Shoah in Rom: Gedenken wir Gemeinsam

In Rom findet die Woche der Erinnerung an die Deportation der römischen Juden statt, die ihren schrecklichen Höhepunkt vor 75 Jahren fand, am 16. Oktober 1943. Am Sonntag gibt es eine Gedenkveranstaltung und einen Trauermarsch im Ghetto.

Den Trauermarsch organisiert die Gemeinschaft Sant’Egidio.
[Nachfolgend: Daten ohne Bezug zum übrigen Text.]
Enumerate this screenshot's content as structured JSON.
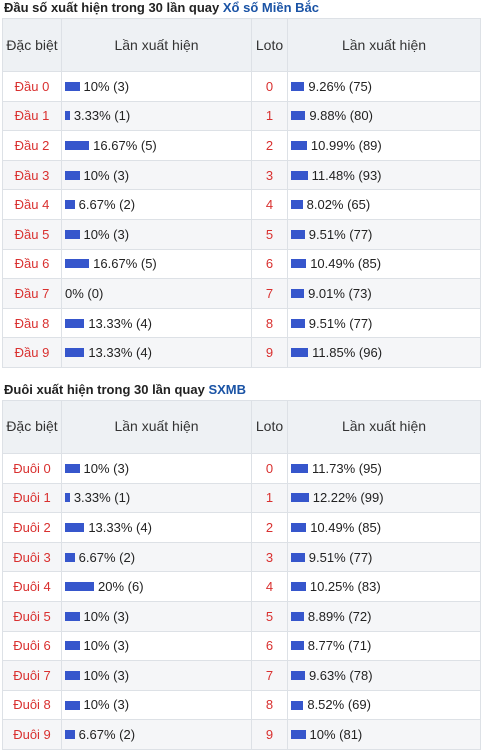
{
  "dau": {
    "title_prefix": "Đầu số xuất hiện trong 30 lần quay",
    "title_link": "Xổ số Miền Bắc",
    "headers": {
      "col1": "Đặc biệt",
      "col2": "Lần xuất hiện",
      "col3": "Loto",
      "col4": "Lần xuất hiện"
    },
    "rows": [
      {
        "label": "Đầu 0",
        "pct": 10,
        "text": "10% (3)",
        "loto": "0",
        "loto_pct": 9.26,
        "loto_text": "9.26% (75)"
      },
      {
        "label": "Đầu 1",
        "pct": 3.33,
        "text": "3.33% (1)",
        "loto": "1",
        "loto_pct": 9.88,
        "loto_text": "9.88% (80)"
      },
      {
        "label": "Đầu 2",
        "pct": 16.67,
        "text": "16.67% (5)",
        "loto": "2",
        "loto_pct": 10.99,
        "loto_text": "10.99% (89)"
      },
      {
        "label": "Đầu 3",
        "pct": 10,
        "text": "10% (3)",
        "loto": "3",
        "loto_pct": 11.48,
        "loto_text": "11.48% (93)"
      },
      {
        "label": "Đầu 4",
        "pct": 6.67,
        "text": "6.67% (2)",
        "loto": "4",
        "loto_pct": 8.02,
        "loto_text": "8.02% (65)"
      },
      {
        "label": "Đầu 5",
        "pct": 10,
        "text": "10% (3)",
        "loto": "5",
        "loto_pct": 9.51,
        "loto_text": "9.51% (77)"
      },
      {
        "label": "Đầu 6",
        "pct": 16.67,
        "text": "16.67% (5)",
        "loto": "6",
        "loto_pct": 10.49,
        "loto_text": "10.49% (85)"
      },
      {
        "label": "Đầu 7",
        "pct": 0,
        "text": "0% (0)",
        "loto": "7",
        "loto_pct": 9.01,
        "loto_text": "9.01% (73)"
      },
      {
        "label": "Đầu 8",
        "pct": 13.33,
        "text": "13.33% (4)",
        "loto": "8",
        "loto_pct": 9.51,
        "loto_text": "9.51% (77)"
      },
      {
        "label": "Đầu 9",
        "pct": 13.33,
        "text": "13.33% (4)",
        "loto": "9",
        "loto_pct": 11.85,
        "loto_text": "11.85% (96)"
      }
    ]
  },
  "duoi": {
    "title_prefix": "Đuôi xuất hiện trong 30 lần quay",
    "title_link": "SXMB",
    "headers": {
      "col1": "Đặc biệt",
      "col2": "Lần xuất hiện",
      "col3": "Loto",
      "col4": "Lần xuất hiện"
    },
    "rows": [
      {
        "label": "Đuôi 0",
        "pct": 10,
        "text": "10% (3)",
        "loto": "0",
        "loto_pct": 11.73,
        "loto_text": "11.73% (95)"
      },
      {
        "label": "Đuôi 1",
        "pct": 3.33,
        "text": "3.33% (1)",
        "loto": "1",
        "loto_pct": 12.22,
        "loto_text": "12.22% (99)"
      },
      {
        "label": "Đuôi 2",
        "pct": 13.33,
        "text": "13.33% (4)",
        "loto": "2",
        "loto_pct": 10.49,
        "loto_text": "10.49% (85)"
      },
      {
        "label": "Đuôi 3",
        "pct": 6.67,
        "text": "6.67% (2)",
        "loto": "3",
        "loto_pct": 9.51,
        "loto_text": "9.51% (77)"
      },
      {
        "label": "Đuôi 4",
        "pct": 20,
        "text": "20% (6)",
        "loto": "4",
        "loto_pct": 10.25,
        "loto_text": "10.25% (83)"
      },
      {
        "label": "Đuôi 5",
        "pct": 10,
        "text": "10% (3)",
        "loto": "5",
        "loto_pct": 8.89,
        "loto_text": "8.89% (72)"
      },
      {
        "label": "Đuôi 6",
        "pct": 10,
        "text": "10% (3)",
        "loto": "6",
        "loto_pct": 8.77,
        "loto_text": "8.77% (71)"
      },
      {
        "label": "Đuôi 7",
        "pct": 10,
        "text": "10% (3)",
        "loto": "7",
        "loto_pct": 9.63,
        "loto_text": "9.63% (78)"
      },
      {
        "label": "Đuôi 8",
        "pct": 10,
        "text": "10% (3)",
        "loto": "8",
        "loto_pct": 8.52,
        "loto_text": "8.52% (69)"
      },
      {
        "label": "Đuôi 9",
        "pct": 6.67,
        "text": "6.67% (2)",
        "loto": "9",
        "loto_pct": 10,
        "loto_text": "10% (81)"
      }
    ]
  },
  "colors": {
    "bar": "#3656cc",
    "accent_red": "#d9302f",
    "link_blue": "#1a53a5"
  }
}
Christina Höfferer - Vatikanstadt

Die Gründer des Vereins „Gedenken wir gemeinsam“ sind das aus Deutschland stammende und in Rom lebende Ehepaar Friederike und Tobias Wallbrecher. Ausschlaggebend für ihr Engagement war die Begegnung mit den drei jüdischen römischen Schwestern Grazia, Rivka und Sara Spizzichino in einem Kartuschenladen in Rom. Der Name Spizzichino fiel den Wallbrechers auf. Er erinnerte sie an den Namen der einzigen Frau, die die Deportation vom 16. Oktober 1943 aus Rom überlebt hatte: Settimia Spizzichino.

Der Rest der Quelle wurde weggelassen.